Pode ser que a próxima epidemia surja justamente em um pais que não tem nenhum sistema de vigilância sanitária ou epidemiológica.
Nesses primeiros meses de pandemia se viveu o pânico e a ansiedade de não dispormos de uma reserva de elementos necessários para conter o avanço da pandemia, houve falta de máscaras, outros equipamentos de proteção individual, medicamentos como anestésicos e relaxantes musculares, respiradores, oxigênio, etc.
Vamos permitir que a próxima pandemia cause o mesmo medo e pânico de saber que podemos morrer por falta de oxigênio ou de um respirador?
Infelizmente milhares de pessoas faleceram por estas circunstâncias, principalmente no primeiro ano da pandemia.
Há necessidade de criar reservas estratégicas de materiais e medicamentos e criar planos para conseguir uma resposta rápida de produção desses materiais no futuro.
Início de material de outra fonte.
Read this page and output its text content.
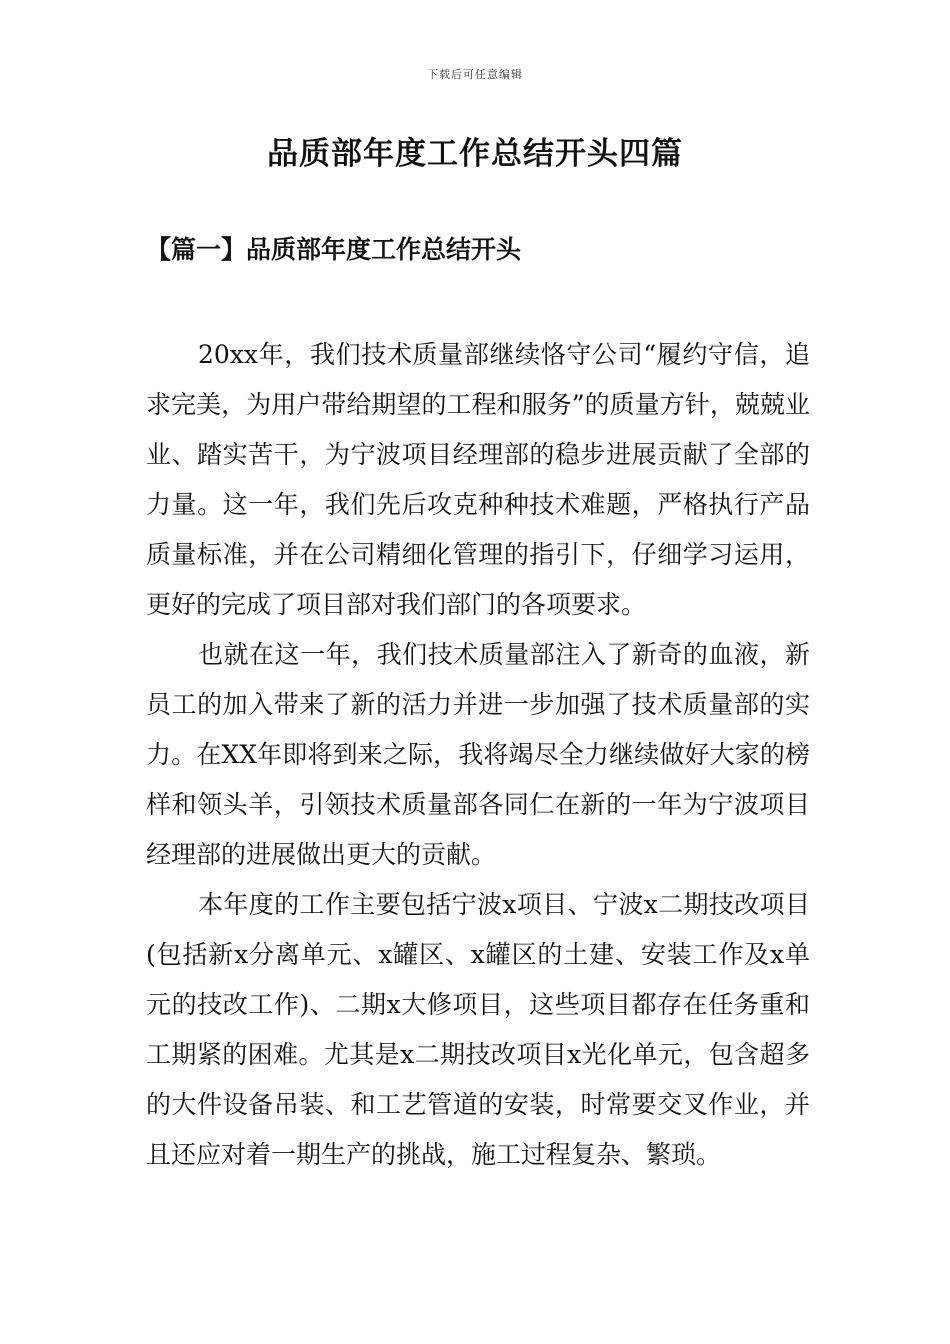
下载后可任意编辑
品质部年度工作总结开头四篇
【篇一】品质部年度工作总结开头

20xx年，我们技术质量部继续恪守公司“履约守信，追求完美，为用户带给期望的工程和服务”的质量方针，兢兢业业、踏实苦干，为宁波项目经理部的稳步进展贡献了全部的力量。这一年，我们先后攻克种种技术难题，严格执行产品质量标准，并在公司精细化管理的指引下，仔细学习运用，更好的完成了项目部对我们部门的各项要求。

也就在这一年，我们技术质量部注入了新奇的血液，新员工的加入带来了新的活力并进一步加强了技术质量部的实力。在XX年即将到来之际，我将竭尽全力继续做好大家的榜样和领头羊，引领技术质量部各同仁在新的一年为宁波项目经理部的进展做出更大的贡献。

本年度的工作主要包括宁波x项目、宁波x二期技改项目(包括新x分离单元、x罐区、x罐区的土建、安装工作及x单元的技改工作)、二期x大修项目，这些项目都存在任务重和工期紧的困难。尤其是x二期技改项目x光化单元，包含超多的大件设备吊装、和工艺管道的安装，时常要交叉作业，并且还应对着一期生产的挑战，施工过程复杂、繁琐。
A única possibilidade de conter os danos da Covid-19 no primeiro ano da pandemia consistia em prevenir a transmissão do vírus.
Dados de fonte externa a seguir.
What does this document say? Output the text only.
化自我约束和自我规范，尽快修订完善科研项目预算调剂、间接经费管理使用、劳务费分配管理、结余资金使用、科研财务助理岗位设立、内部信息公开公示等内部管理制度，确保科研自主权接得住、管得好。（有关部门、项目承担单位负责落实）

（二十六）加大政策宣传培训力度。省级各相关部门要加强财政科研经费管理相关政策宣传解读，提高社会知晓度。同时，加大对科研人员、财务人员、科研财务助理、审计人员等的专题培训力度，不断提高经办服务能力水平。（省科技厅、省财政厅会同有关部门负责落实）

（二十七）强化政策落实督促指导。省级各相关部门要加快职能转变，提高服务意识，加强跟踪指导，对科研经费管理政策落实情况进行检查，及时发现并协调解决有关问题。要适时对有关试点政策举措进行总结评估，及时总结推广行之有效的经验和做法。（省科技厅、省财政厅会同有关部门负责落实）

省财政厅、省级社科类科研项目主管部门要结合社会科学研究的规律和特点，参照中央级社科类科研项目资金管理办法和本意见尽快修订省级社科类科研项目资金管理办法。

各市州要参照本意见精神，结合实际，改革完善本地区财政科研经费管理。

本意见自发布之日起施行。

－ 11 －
As medidas sanitárias e o grau de obediência civil às mesmas nos diferentes países do mundo provocaram resultados de morbilidade e mortalidade muito diferentes entre eles, mesmo comparando países com características socioeconômicas e demográficas semelhantes.
A falta de um discurso unificado das autoridades de saúde a nível federal, estadual e municipal foi um fator fundamental para que um país como o Brasil com menos de 3% da população mundial tenha 10 % de todas as mortes por Covid-19 no mundo.
Houve uma grande perda de tempo e recursos ao querer atribuir a uma série de medicamentos propriedades antivirais.
É bem conhecido em medicina que a busca por um novo antiviral é difícil e prolongada, até hoje em dia dispomos de medicamentos antivirais para pouquíssimos vírus.
Houve um grande erro em disseminar via fake news uma série de discursos antivacinas.
As vacinas que como um todo tem sido fundamentais em aumentar a sobrevida do ser humano.
Também neste caso em particular foi a verdadeira solução para conter a pandemia.
Se considera que 70% da população mundial está vacinada e que foram aplicadas ao redor de 14 bilhões de doses. É verdade que muitos laboratórios tiveram lucros gigantescos mas cabe aqui a pergunta: Quanto custa uma vida?
Daí a necessidade de aumentar os investimentos da pesquisa em saúde e em institutos como Fiocruz e Butantã.
É decepcionante que o Brasil, um país líder em programas de imunização, não tenha sido capaz de produzir sua própria vacina contra Covid-19, não foi por falta de cientistas e talento humano.
Falta investimento em infraestrutura e principalmente governos que acreditem que investir no desenvolvimento científico é fundamental para conseguir ser num futuro próximo um país desenvolvido.
Embora tenha terminado a pandemia, é necessário que continue a vigilância genômica, detectando precocemente variantes que possam ser altamente transmissíveis ou letais.
A nível pessoal há a esperança de que as pessoas tenham aprendido sobre a forma de contágio dos vírus respiratórios, que ao visitar um parente ou amigo debilitado decidam usar máscaras e higienizar as mãos, que usem máscaras para ir em lugares públicos quando estiverem com sintomas gripais. Cuidar dos outros também nos faz sentir bem.
É provável que agora demos mais valor às atividades ao ar livre e optemos por ambientes bem ventilados ao frequentar lugares públicos.
Nestes anos de pandemia, principalmente antes do aparecimento das vacinas, todos os médicos trataram pacientes, familiares e amigos atingidos pela Covid-19 usando como principal ferramenta a facilidade de comunicação pela internet.
A telemedicina sai fortalecida após a pandemia embora nada substitui o contato presencial e o exame físico do paciente.
Enfim, esta terrível pandemia deixa muitos aprendizados e devemos tomar medidas para não cometer os mesmos erros na próxima vez.